Watad et al.,29 in their work, examined the potential link between SSc and AD and the effect of both diagnoses on the patients’ survival. They performed a large population-based case-control study using data extracted from the largest healthcare registry in Israel, the Clalit Health Services, which covers almost half of the Israeli population. In this Real-World Data approach, that eliminates specialist centres referral bias, a relatively large cohort of 2,431 SSc patients were compared with 12,377 controls matched for age and gender.
Several important findings were drawn from this comparison. At first, the frequency of AD did not differ between SSc patients (5.5%) and controls (5.9%). On multivariate logistic regression analysis, adjusting for possible AD confounders, SSc was not found to be an independent risk factor for AD. This finding does not seem to be unexpected and it comes to confirm that SSc pathophysiology does not trigger αβ-peptide accumulation processes, leading to neuronal degeneration and AD. 

Regarding mortality rates, the cox multivariate survival analysis, after adjusting for possible risk factors, showed that the diagnosis of SSc was associated with an increased risk of all-cause mortality by a Hazard ratio (HR) of 2.35 (95% CI: 2.05 - 2.69).

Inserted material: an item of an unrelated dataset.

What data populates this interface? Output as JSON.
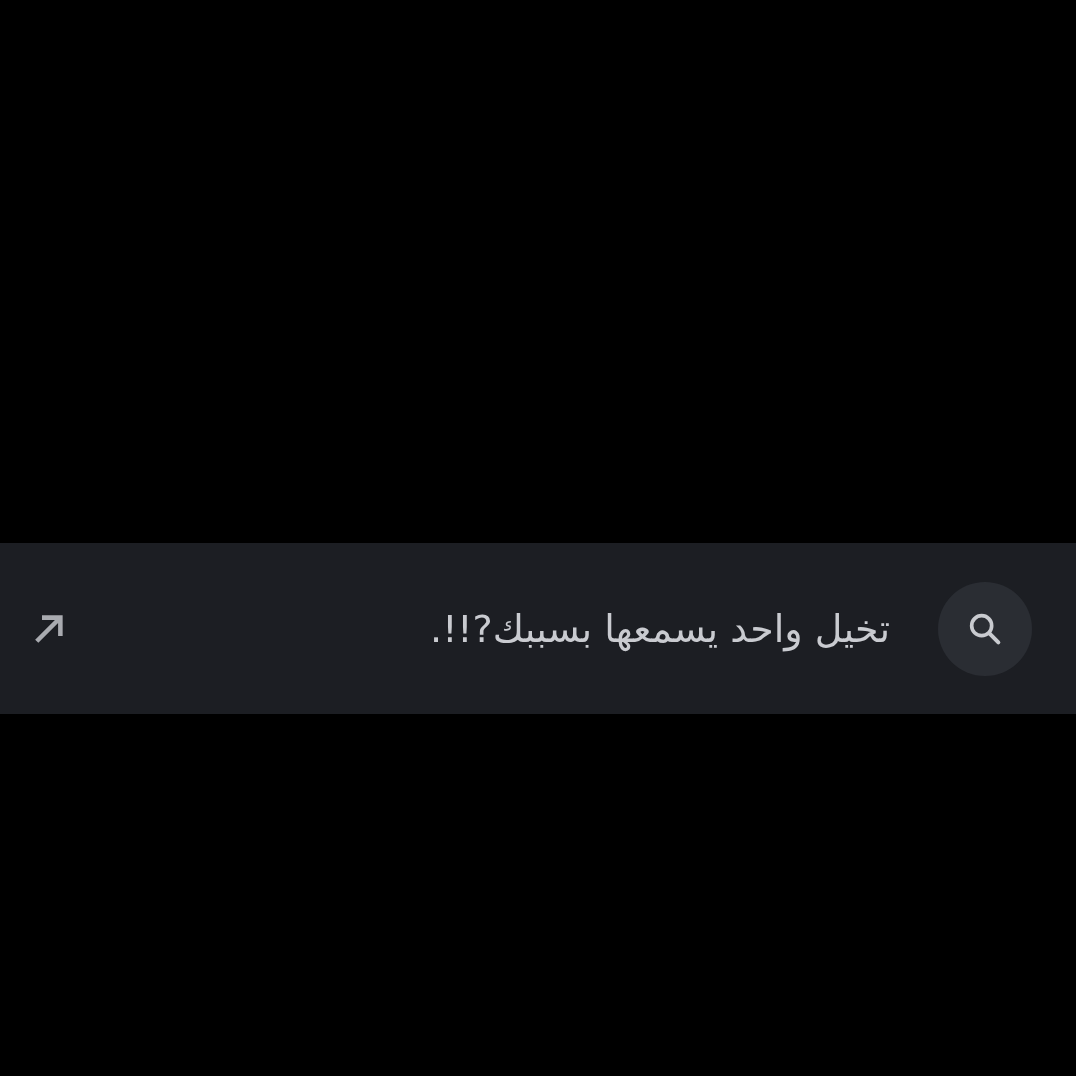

Similarly, AD was an independent predictor of death (HR: 2.19, 95% CI: 1.94 - 2.48).

Importantly, among AD patients, as shown by Kaplan-Meier survival analysis without correcting for potential confounders, the diagnosis of SSc did not significantly affect survival (HR: 1.13, 95% CI: 0.68 - 1.89). On the contrary, among SSc patients the diagnosis of AD significantly decreased survival by an HR of 2.35 (95% CI: 1.44 – 3.83).

In a nutshell, the study by Watad et al.29 stresses the importance of SSc and AD as co-morbidities on the patients’ survival, whereas the novel finding is the unfavourable effect of AD on SSc outcome. These findings warrant further investigation, especially whether these results are still present in the various clinical variants of SSc, and importantly, whether early screening and detection of AD, appropriate, and vigorous pharmacological and non-pharmacological interventions of AD in patients with SSc may lead to better clinical course and increased survival.

CONFLICT OF INTEREST

The authors declare no conflict of interest.